The next Scottish Programming Languages Seminar will be held on Wednesday 30th October 2013 at the Informatics Forum, University of Edinburgh. The organisers are Sam Lindley and Roly Perera.
The seminar will be held at the Informatics Forum, 10 Crichton Street, Edinburgh, EH8 9AB. A map showing the Forum is available. The entrance is opposite that of Appleton Tower.
Lunch will be available from 12.30pm, and talks will begin at 1.30pm with an LFCS seminar delivered by SICSA distinguished visiting fellow Andy Gill. The programme is below. We aim to finish at 5.30pm, after which we will head to a nearby pub.
Lunch and coffee breaks will be held in "Mini-Forum 2" (room 4.40) - take the glass lift to the fourth floor and turn right; it is the large room at the end of the corridor. Talks will be held in room 4.31/4.33 - from the lift turn right, then right again into another corridor. The room is the glass-walled meeting room on the inside of the building. You can see it from the lift on the way up.
We will have signs directing you to both rooms on the day.
SPLS receives financial support from the Complex Systems Engineering theme of SICSA, the Scottish Informatics and Computer Science Alliance.
|Session 1 - LFCS seminar|
The importance of reasoning about and refactoring programs is a central tenet of functional programming. Yet our compilers and development toolchains only provide rudimentary support for these tasks. To address this, we have implemented HERMIT, a toolkit enabling informal but systematic transformation of Haskell programs from inside the Glasgow Haskell Compiler's optimization pipeline. With HERMIT, users can experiment with optimizations and equational reasoning, while the tedious heavy lifting of performing the actual transformations is done for them.
HERMIT provides a transformation API that can be used to build higher-level rewrite tools. In this talk I will describe our principal HERMIT application---a read-eval-print shell for performing transformations using HERMIT. I will also demonstrate using this shell to prototype an optimization on a specific example, and discuss our experiences and remaining challenges.
|1430||Tea and coffee break|
The EU ParaPhrase Project is investigating new approaches to programming parallel computing systems using high-level patterns of parallelism to target heterogeneous parallel platforms. In order to do this effectively, it is necessary to construct good timing models and analyses.
The relaxed-memory concurrency protocols that are enforced by commonly used hardware, such as x86 multicores and some ARM multicores, have complex functional and timing behaviours. Understanding these behaviours is crucial to constructing good timing analyses for these architectures, that can be used to predict parallel performance. This talk takes a principled and rigorous approach to relaxed memory concurrency, building on the functional and behavioural semantics of primitive x86 concurrency primitives including atomic memory exchanges, memory fences and a detailed cache model, to build accurate high-level timing analyses for some key high-level patterns of parallelism. The talk shows that using these analyses, it is possible to accurately predict timing behaviour for real x86 multicores.
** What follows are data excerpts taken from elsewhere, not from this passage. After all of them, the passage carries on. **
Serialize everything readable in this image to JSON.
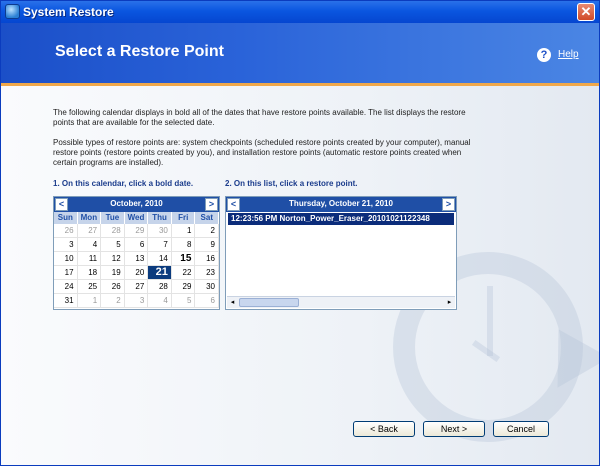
{
  "window": {
    "title": "System Restore",
    "close_glyph": "✕"
  },
  "header": {
    "heading": "Select a Restore Point",
    "help_label": "Help",
    "help_glyph": "?"
  },
  "intro": {
    "paragraph1": "The following calendar displays in bold all of the dates that have restore points available. The list displays the restore points that are available for the selected date.",
    "paragraph2": "Possible types of restore points are: system checkpoints (scheduled restore points created by your computer), manual restore points (restore points created by you), and installation restore points (automatic restore points created when certain programs are installed)."
  },
  "steps": {
    "calendar": "1. On this calendar, click a bold date.",
    "list": "2. On this list, click a restore point."
  },
  "calendar": {
    "month": "October, 2010",
    "prev_glyph": "<",
    "next_glyph": ">",
    "days_of_week": [
      "Sun",
      "Mon",
      "Tue",
      "Wed",
      "Thu",
      "Fri",
      "Sat"
    ],
    "days": [
      {
        "n": "26",
        "dim": true
      },
      {
        "n": "27",
        "dim": true
      },
      {
        "n": "28",
        "dim": true
      },
      {
        "n": "29",
        "dim": true
      },
      {
        "n": "30",
        "dim": true
      },
      {
        "n": "1"
      },
      {
        "n": "2"
      },
      {
        "n": "3"
      },
      {
        "n": "4"
      },
      {
        "n": "5"
      },
      {
        "n": "6"
      },
      {
        "n": "7"
      },
      {
        "n": "8"
      },
      {
        "n": "9"
      },
      {
        "n": "10"
      },
      {
        "n": "11"
      },
      {
        "n": "12"
      },
      {
        "n": "13"
      },
      {
        "n": "14"
      },
      {
        "n": "15",
        "bold": true
      },
      {
        "n": "16"
      },
      {
        "n": "17"
      },
      {
        "n": "18"
      },
      {
        "n": "19"
      },
      {
        "n": "20"
      },
      {
        "n": "21",
        "selected": true
      },
      {
        "n": "22"
      },
      {
        "n": "23"
      },
      {
        "n": "24"
      },
      {
        "n": "25"
      },
      {
        "n": "26"
      },
      {
        "n": "27"
      },
      {
        "n": "28"
      },
      {
        "n": "29"
      },
      {
        "n": "30"
      },
      {
        "n": "31"
      },
      {
        "n": "1",
        "dim": true
      },
      {
        "n": "2",
        "dim": true
      },
      {
        "n": "3",
        "dim": true
      },
      {
        "n": "4",
        "dim": true
      },
      {
        "n": "5",
        "dim": true
      },
      {
        "n": "6",
        "dim": true
      }
    ]
  },
  "restore_list": {
    "date": "Thursday, October 21, 2010",
    "prev_glyph": "<",
    "next_glyph": ">",
    "items": [
      "12:23:56 PM  Norton_Power_Eraser_20101021122348"
    ],
    "scroll_left": "◂",
    "scroll_right": "▸"
  },
  "buttons": {
    "back": "< Back",
    "next": "Next >",
    "cancel": "Cancel"
  }
}
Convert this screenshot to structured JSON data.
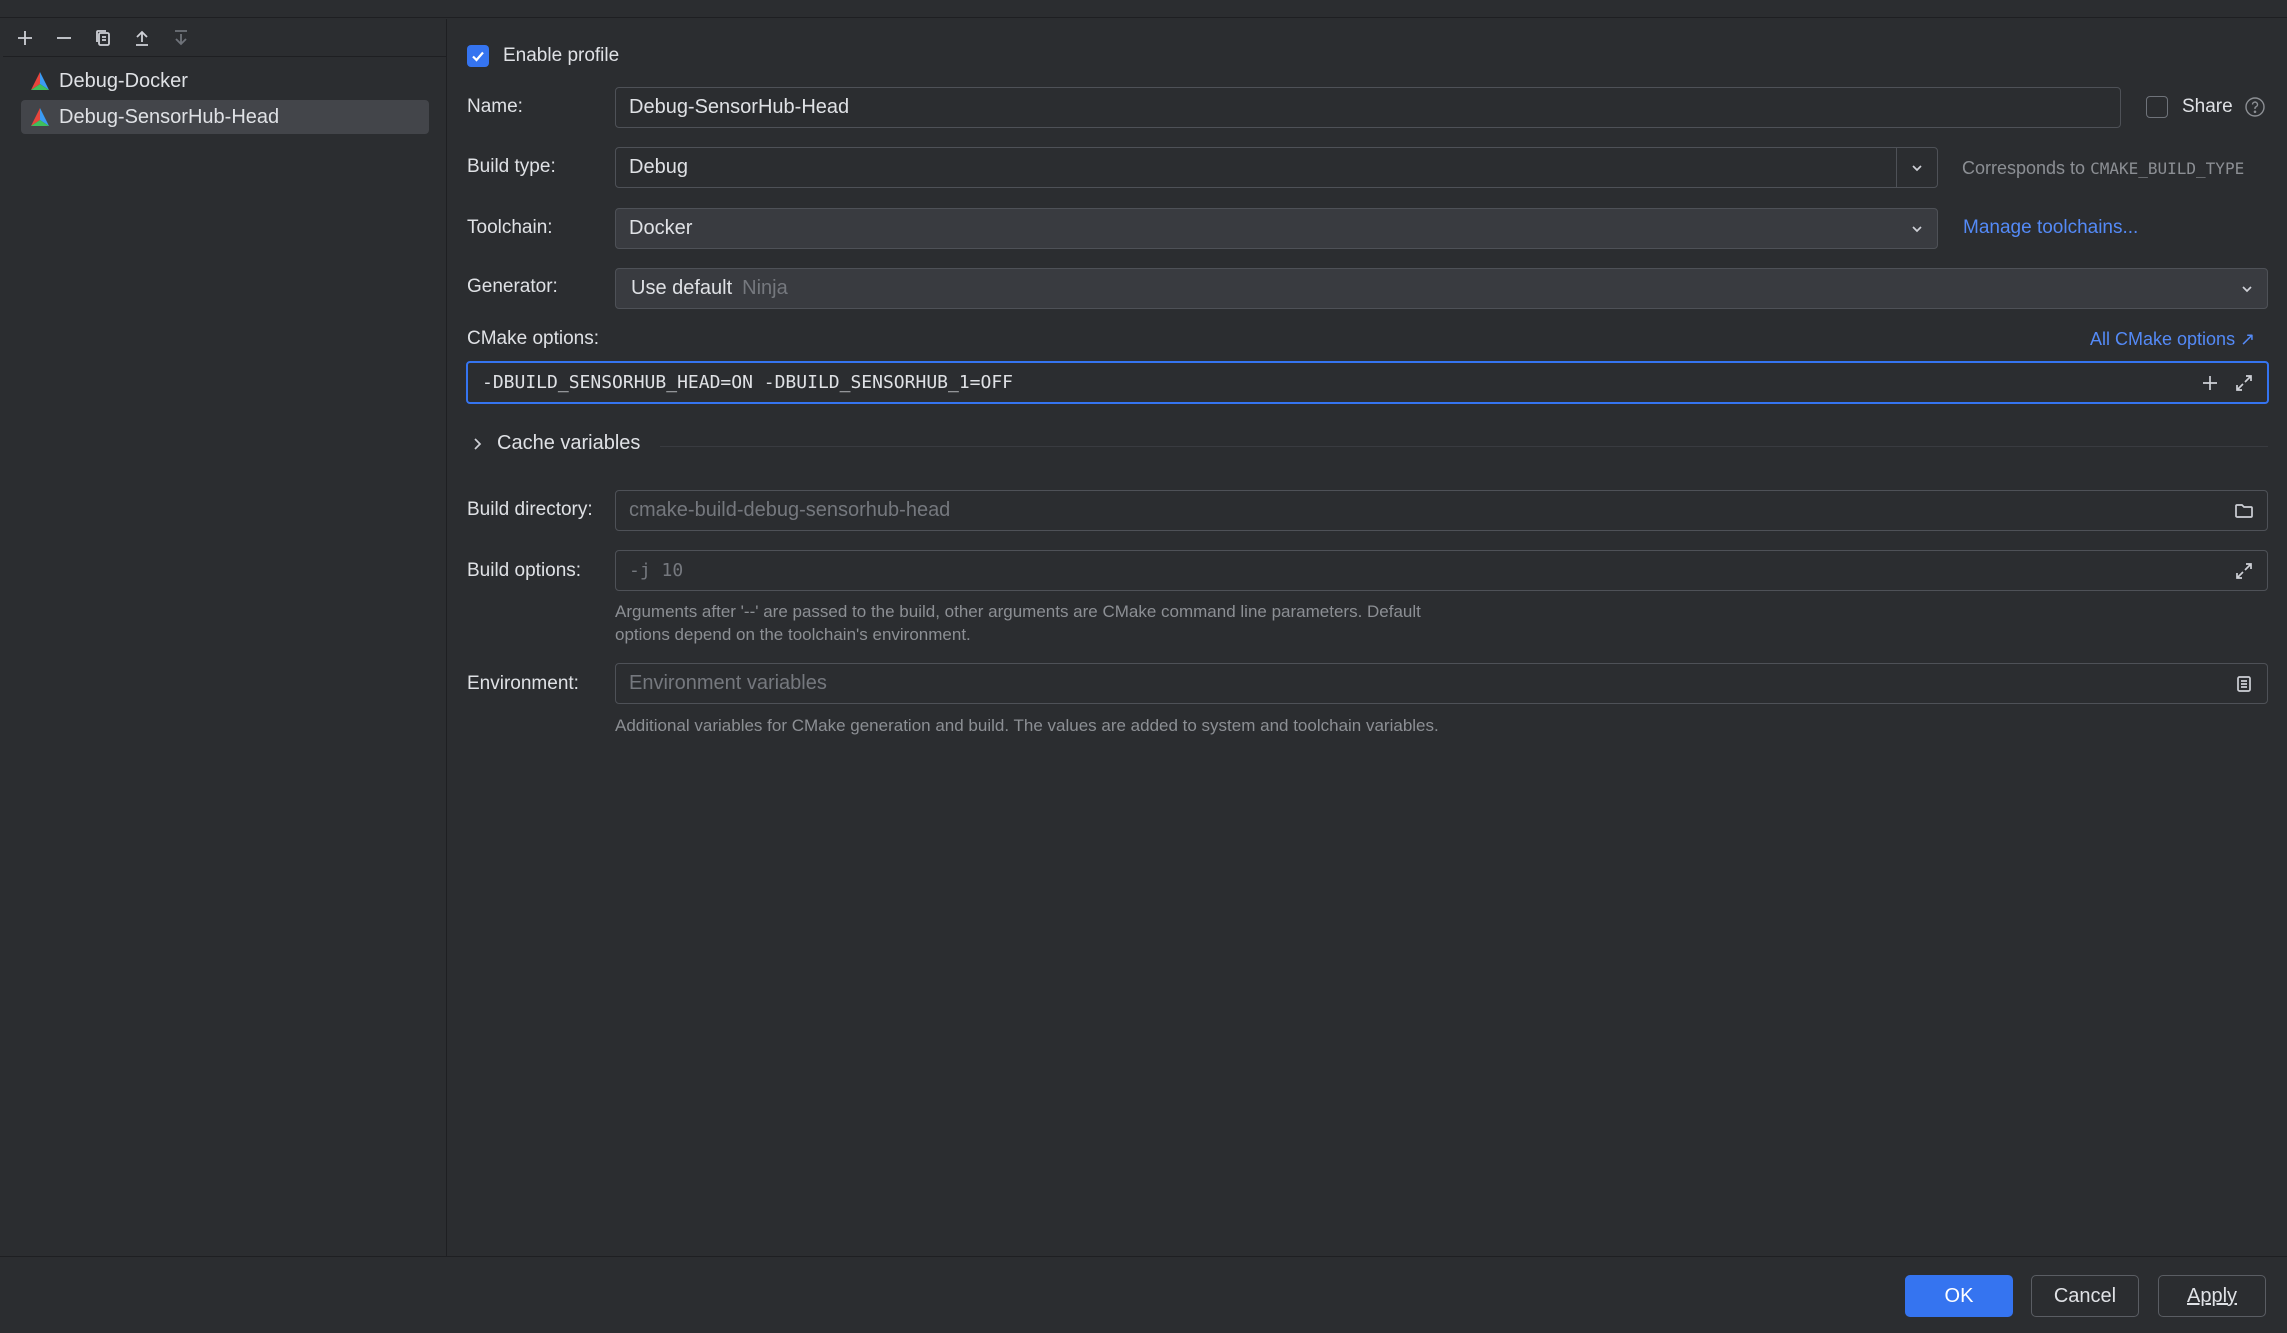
{
  "profiles": [
    {
      "label": "Debug-Docker",
      "selected": false
    },
    {
      "label": "Debug-SensorHub-Head",
      "selected": true
    }
  ],
  "toolbar": {
    "icons": [
      "add-icon",
      "remove-icon",
      "copy-icon",
      "move-up-icon",
      "move-down-icon"
    ]
  },
  "form": {
    "enable_profile_label": "Enable profile",
    "enable_profile_checked": true,
    "name_label": "Name:",
    "name_value": "Debug-SensorHub-Head",
    "share_label": "Share",
    "share_checked": false,
    "build_type_label": "Build type:",
    "build_type_value": "Debug",
    "build_type_hint_prefix": "Corresponds to ",
    "build_type_hint_code": "CMAKE_BUILD_TYPE",
    "toolchain_label": "Toolchain:",
    "toolchain_value": "Docker",
    "manage_toolchains_link": "Manage toolchains...",
    "generator_label": "Generator:",
    "generator_value": "Use default",
    "generator_default": "Ninja",
    "cmake_options_label": "CMake options:",
    "all_cmake_options_link": "All CMake options ↗",
    "cmake_options_value": "-DBUILD_SENSORHUB_HEAD=ON -DBUILD_SENSORHUB_1=OFF",
    "cache_variables_label": "Cache variables",
    "build_directory_label": "Build directory:",
    "build_directory_placeholder": "cmake-build-debug-sensorhub-head",
    "build_options_label": "Build options:",
    "build_options_placeholder": "-j 10",
    "build_options_hint": "Arguments after '--' are passed to the build, other arguments are CMake command line parameters. Default options depend on the toolchain's environment.",
    "environment_label": "Environment:",
    "environment_placeholder": "Environment variables",
    "environment_hint": "Additional variables for CMake generation and build. The values are added to system and toolchain variables."
  },
  "buttons": {
    "ok": "OK",
    "cancel": "Cancel",
    "apply": "Apply"
  },
  "colors": {
    "accent": "#3574f0",
    "link": "#548af7",
    "background": "#2b2d30"
  }
}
Invariance is of paramount importance in programming languages and in physics. In programming languages, John Reynolds’ theory of relational parametricity demonstrates that parametric polymorphic programs are invariant under change of data representation, a property that yields “free” theorems about programs just from their types. In physics, Emmy Noether showed that if the action of a physical system is invariant under change of coordinates, then the physical system has a conserved quantity: a quantity that remains constant for all time. Knowledge of conserved quantities can reveal deep properties of physical systems. For example, the conservation of energy, which by Noether’s theorem is a consequence of a system’s invariance under time-shifting.
In this talk, I'll link Reynolds’ relational parametricity with Noether’s theorem for deriving conserved quantities. I propose an extension of System Fω with new kinds, types and term constants for writing programs that describe classical mechanical systems in terms of their Lagrangians. I'll show, by constructing a relationally parametric model of our extension of Fω, that relational parametricity is enough to satisfy the hypotheses of Noether’s theorem, and so to derive conserved quantities for free, directly from the polymorphic types of Lagrangians expressed in our system.
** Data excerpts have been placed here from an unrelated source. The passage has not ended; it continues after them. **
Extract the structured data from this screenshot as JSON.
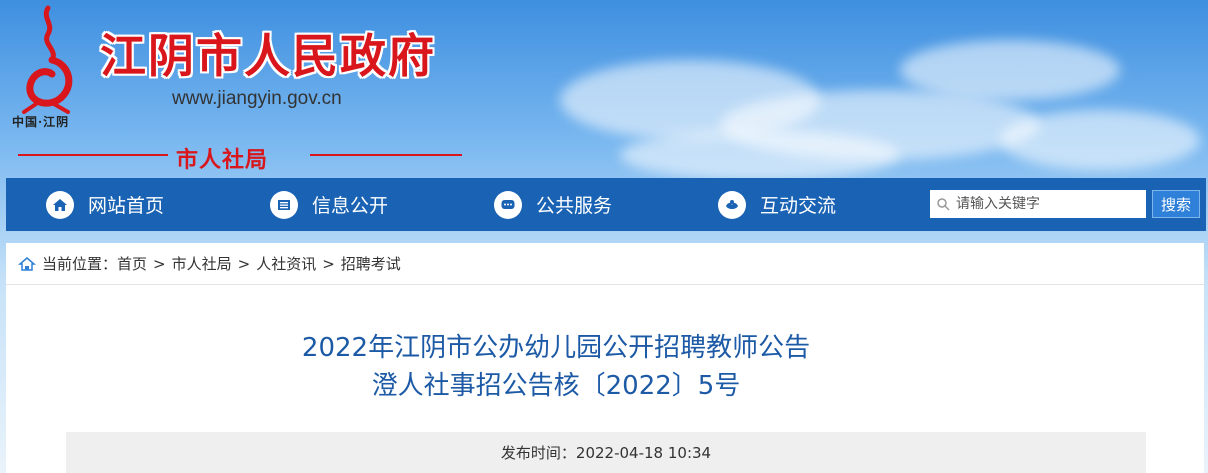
{
  "header": {
    "logo_caption": "中国·江阴",
    "site_title": "江阴市人民政府",
    "site_url": "www.jiangyin.gov.cn",
    "department": "市人社局"
  },
  "nav": {
    "items": [
      {
        "label": "网站首页",
        "icon": "home-icon"
      },
      {
        "label": "信息公开",
        "icon": "document-icon"
      },
      {
        "label": "公共服务",
        "icon": "chat-icon"
      },
      {
        "label": "互动交流",
        "icon": "handshake-icon"
      }
    ],
    "search_placeholder": "请输入关键字",
    "search_button": "搜索"
  },
  "breadcrumb": {
    "prefix": "当前位置：",
    "items": [
      "首页",
      "市人社局",
      "人社资讯",
      "招聘考试"
    ],
    "separator": ">"
  },
  "article": {
    "title": "2022年江阴市公办幼儿园公开招聘教师公告",
    "subtitle": "澄人社事招公告核〔2022〕5号",
    "publish_label": "发布时间：",
    "publish_time": "2022-04-18 10:34"
  },
  "colors": {
    "brand_red": "#d8161b",
    "nav_blue": "#1a63b4",
    "title_blue": "#1d5aa6"
  }
}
|1600||Tea and coffee break|
In this talk I will present a type methodology combining linear types with lightweight dependent types and how to use it in program analysis. Linear types are useful for expressing properties of functions in terms of the usage of their input; lightweight dependent types are useful for describing the behavior of the program in terms of its control flow. These two ideas fit together well when one is interested in analyzing properties of functions depending on the control flow of the program. I will present these ideas in the context of sensitivity analysis for differential privacy.
You put your output in,
Without I/O, computation is mere mathematical whimsy, yet programming languages tend to treat I/O as an afterthought. In this rambling brain dump, we will survey the peculiar history of programming language I/O, deploying specious taxonomies to try and tease out and critique I/O design choices.